# A New Scalable Fault Tolerant Routing Algorithm for Networks-on-Chip

Hamed Sajjadi Kia<sup>1</sup>, Cristinel Ababei<sup>2</sup>, Sudarshan Srinivasan<sup>1</sup>, and Shaista Jabeen<sup>1</sup>

<sup>1</sup>Department of Electrical and Computer Engineering

North Dakota State University, Fargo ND, 58102 USA

Email: {hamed.sajjadikia, sudarshan.srinivasan, shaista.jabeen}@ndsu.edu

<sup>2</sup>Electrical and Computer Engineering

Marquette University, Milwaukee, WI, 53233, USA

Email: cristinel.ababei@marquette.edu

Abstract—In this paper we propose a distributed routing algorithm for networks-on-chip (NoCs) that can dynamically detect permanent failures in NoC links and recalculate routing paths using healthy links. What sets the proposed methodology apart from the previous works is that it provides a better tradeoff point between the improvement in fault tolerance and performance penalty due to the required redundancy and extra logic. An NoC prototype is implemented and simulated in Verilog-HDL to show the correct operation of the proposed adaptive routing.

#### I. INTRODUCTION

Continuous shrinking of the feature size in deep-submicron domains has resulted in an increase in the adverse effects of process variations and aging mechanisms. These adverse effects translate into reliability issues in both components of multi-processor systems on chip (MPSoCs): processing cores and Network-on-Chip (NoC). Reliability has become a first class design concern aside from the traditional objectives that include performance, power dissipation, and area cost [1]. To deal with the reliability challenge, previous research has mostly focused on the processing elements of MPSoCs. However, the NoC as the communication unit, represents a significant portion of MPSoCs and only recently, reliability of NoC is being addressed. However, it is still largely an ongoing problem.

In this paper, we propose a new fault-tolerant adaptive routing algorithm for NoC that compared to previous works explores a larger solution space of possible routing scenarios. This improvement comes with an increase in the complexity of the routing algorithm. One of the main contributions of our new routing algorithm is the way we address this complexity. As an additional difference compared to previous works, the need to run the routing algorithm each time the system enters test mode is now eliminated. This helps to reduce the amount of time required for test mode and the power consumed during the process of updating the routing tables.

## II. RELATED WORK

Adaptive routing has been investigated as a primary mechanism to mitigate congestion and improve network performance. Many of these algorithms borrow ideas from routing in computer networks. For example, DyAD [2] is a combination



Fig. 1. Illustration of partitioning of a given NoC architecture into regions. Each region is managed by a local control unit (LCU).

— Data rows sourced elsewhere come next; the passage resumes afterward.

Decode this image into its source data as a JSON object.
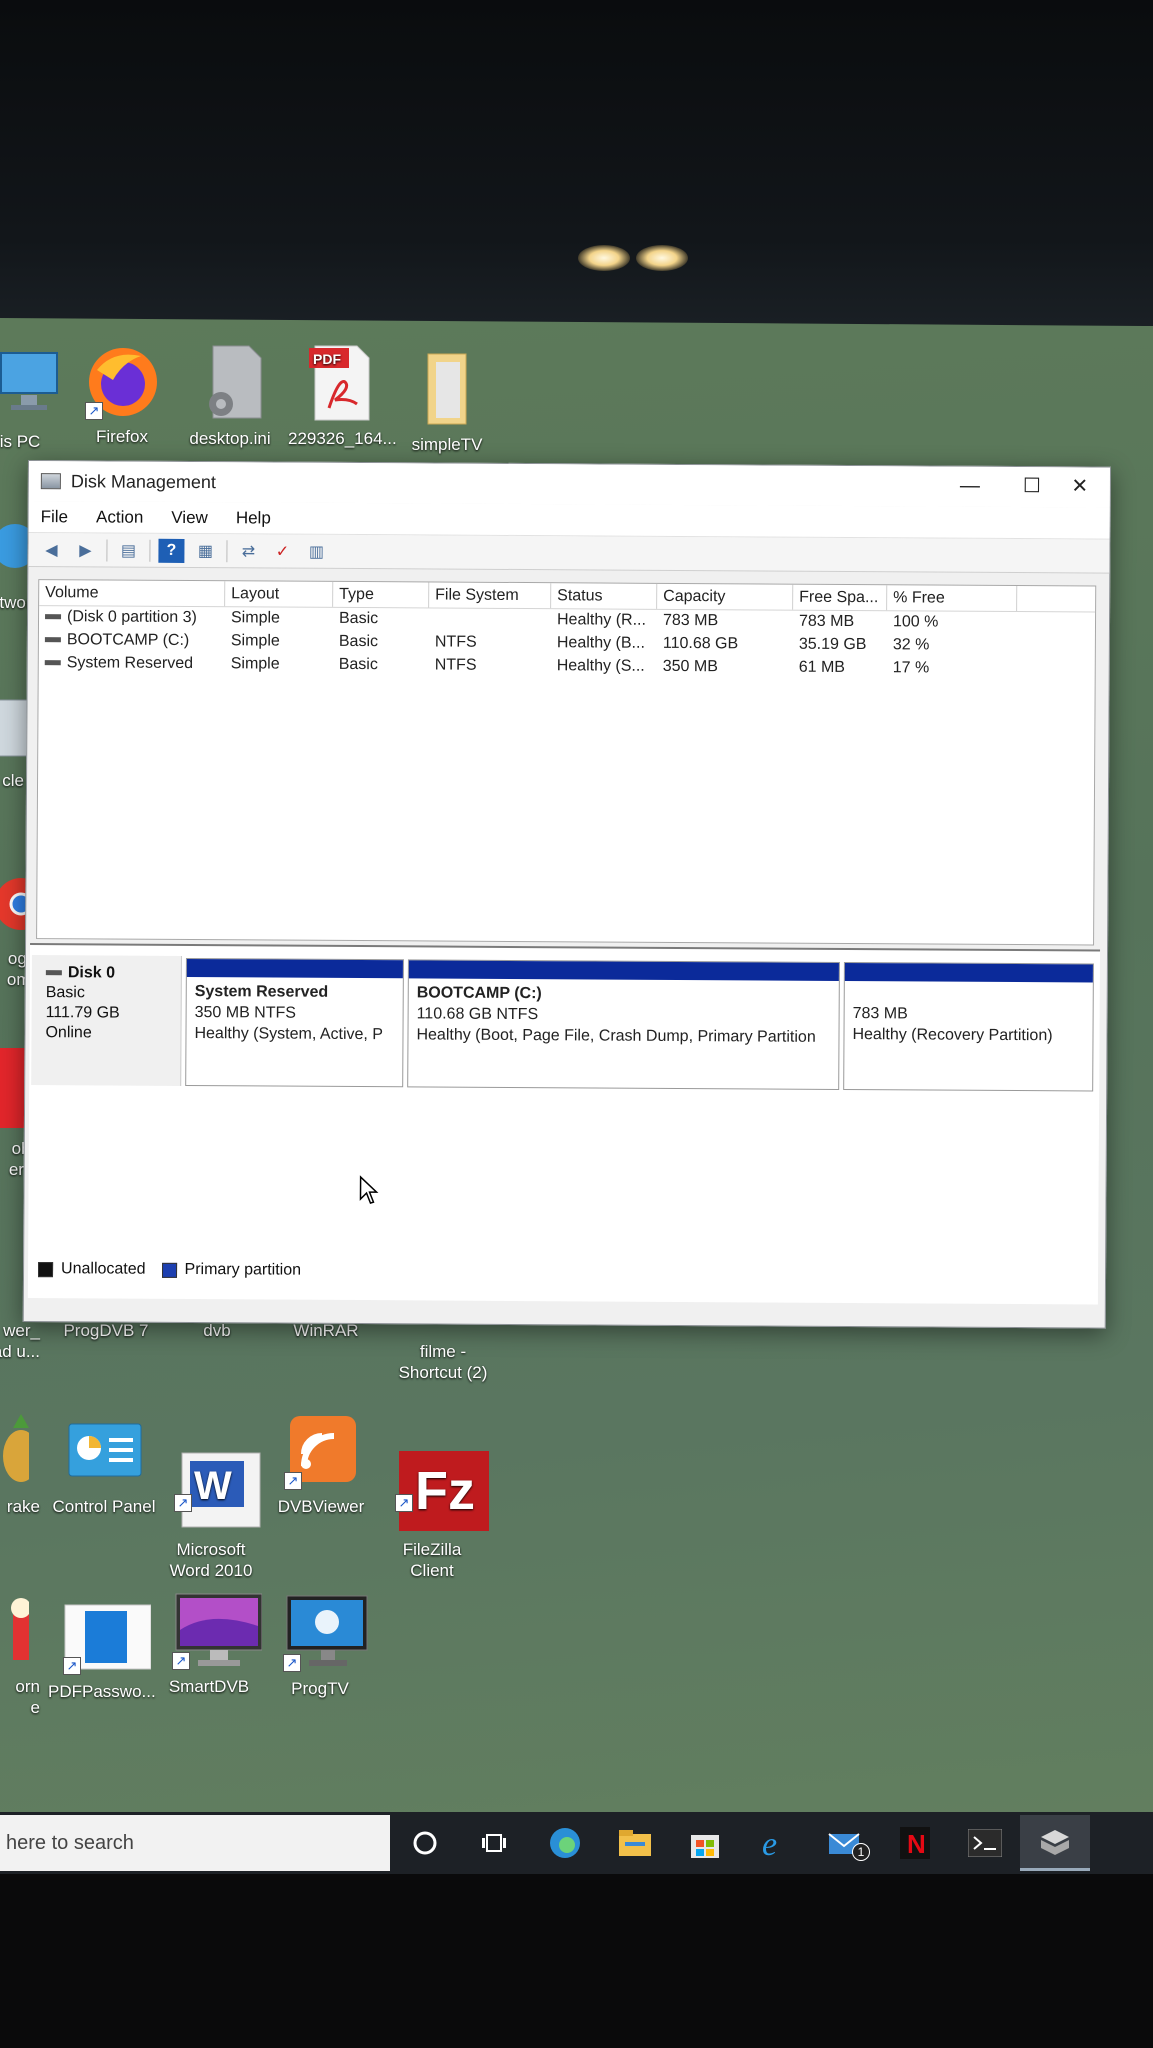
{
  "desktop": {
    "top_icons": [
      {
        "label": "is PC"
      },
      {
        "label": "Firefox"
      },
      {
        "label": "desktop.ini"
      },
      {
        "label": "229326_164..."
      },
      {
        "label": "simpleTV"
      }
    ],
    "left_edge_labels": [
      "twork",
      "cle B",
      "ogle",
      "ome",
      "obe",
      "er X",
      "wer_",
      "ad u...",
      "rake",
      "orn",
      "e"
    ],
    "row2_icons": [
      {
        "label": "ProgDVB 7"
      },
      {
        "label": "dvb"
      },
      {
        "label": "WinRAR"
      },
      {
        "label": "filme -\nShortcut (2)"
      }
    ],
    "row3_icons": [
      {
        "label": "Control Panel"
      },
      {
        "label": "Microsoft\nWord 2010"
      },
      {
        "label": "DVBViewer"
      },
      {
        "label": "FileZilla\nClient"
      }
    ],
    "row4_icons": [
      {
        "label": "PDFPasswo..."
      },
      {
        "label": "SmartDVB"
      },
      {
        "label": "ProgTV"
      }
    ]
  },
  "window": {
    "title": "Disk Management",
    "controls": {
      "minimize": "—",
      "maximize": "☐",
      "close": "✕"
    },
    "menu": [
      "File",
      "Action",
      "View",
      "Help"
    ],
    "columns": [
      "Volume",
      "Layout",
      "Type",
      "File System",
      "Status",
      "Capacity",
      "Free Spa...",
      "% Free"
    ],
    "volumes": [
      {
        "volume": "(Disk 0 partition 3)",
        "layout": "Simple",
        "type": "Basic",
        "fs": "",
        "status": "Healthy (R...",
        "capacity": "783 MB",
        "free": "783 MB",
        "pct": "100 %"
      },
      {
        "volume": "BOOTCAMP (C:)",
        "layout": "Simple",
        "type": "Basic",
        "fs": "NTFS",
        "status": "Healthy (B...",
        "capacity": "110.68 GB",
        "free": "35.19 GB",
        "pct": "32 %"
      },
      {
        "volume": "System Reserved",
        "layout": "Simple",
        "type": "Basic",
        "fs": "NTFS",
        "status": "Healthy (S...",
        "capacity": "350 MB",
        "free": "61 MB",
        "pct": "17 %"
      }
    ],
    "disk": {
      "name": "Disk 0",
      "type": "Basic",
      "size": "111.79 GB",
      "state": "Online"
    },
    "partitions": [
      {
        "name": "System Reserved",
        "size": "350 MB NTFS",
        "status": "Healthy (System, Active, P"
      },
      {
        "name": "BOOTCAMP  (C:)",
        "size": "110.68 GB NTFS",
        "status": "Healthy (Boot, Page File, Crash Dump, Primary Partition"
      },
      {
        "name": "",
        "size": "783 MB",
        "status": "Healthy (Recovery Partition)"
      }
    ],
    "legend": [
      {
        "label": "Unallocated",
        "color": "#111111"
      },
      {
        "label": "Primary partition",
        "color": "#1c3fb0"
      }
    ]
  },
  "taskbar": {
    "search_placeholder": "here to search",
    "icons": [
      "cortana-icon",
      "task-view-icon",
      "edge-icon",
      "file-explorer-icon",
      "store-icon",
      "internet-explorer-icon",
      "mail-icon",
      "netflix-icon",
      "terminal-icon",
      "app-icon"
    ],
    "mail_badge": "1"
  },
  "colors": {
    "desktop_bg": "#5d7a5a",
    "partition_bar": "#0b2a9a",
    "taskbar": "#1d2126"
  }
}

of a static algorithm called oe-fix and an adaptive algorithm based on the turn-even model, while [3] is based on deflection routing. Other previous adaptive routing algorithms include region-based routing (RBR) [4], default-backup path (DBP) [5], and Vicis architecture [6].

Generally, routing algorithms can be classified as distributed or centralized. Centralized algorithms [7] utilize a central manager that collects information on the status of the links and routers. The manager computes region boundaries, new routing paths, various set-up control signals, etc., to reflect changes in network traffic. The advantage of this approach is that the manager always has a global view of the network. However, additional global control signals are required for collecting information about the network status and to update routing tables. Distributed algorithms [8], [9], on the other hand, do not use a central manager [10]. Routing decisions are made by local routing controllers typically based on congestion or stress information about the neighboring routers.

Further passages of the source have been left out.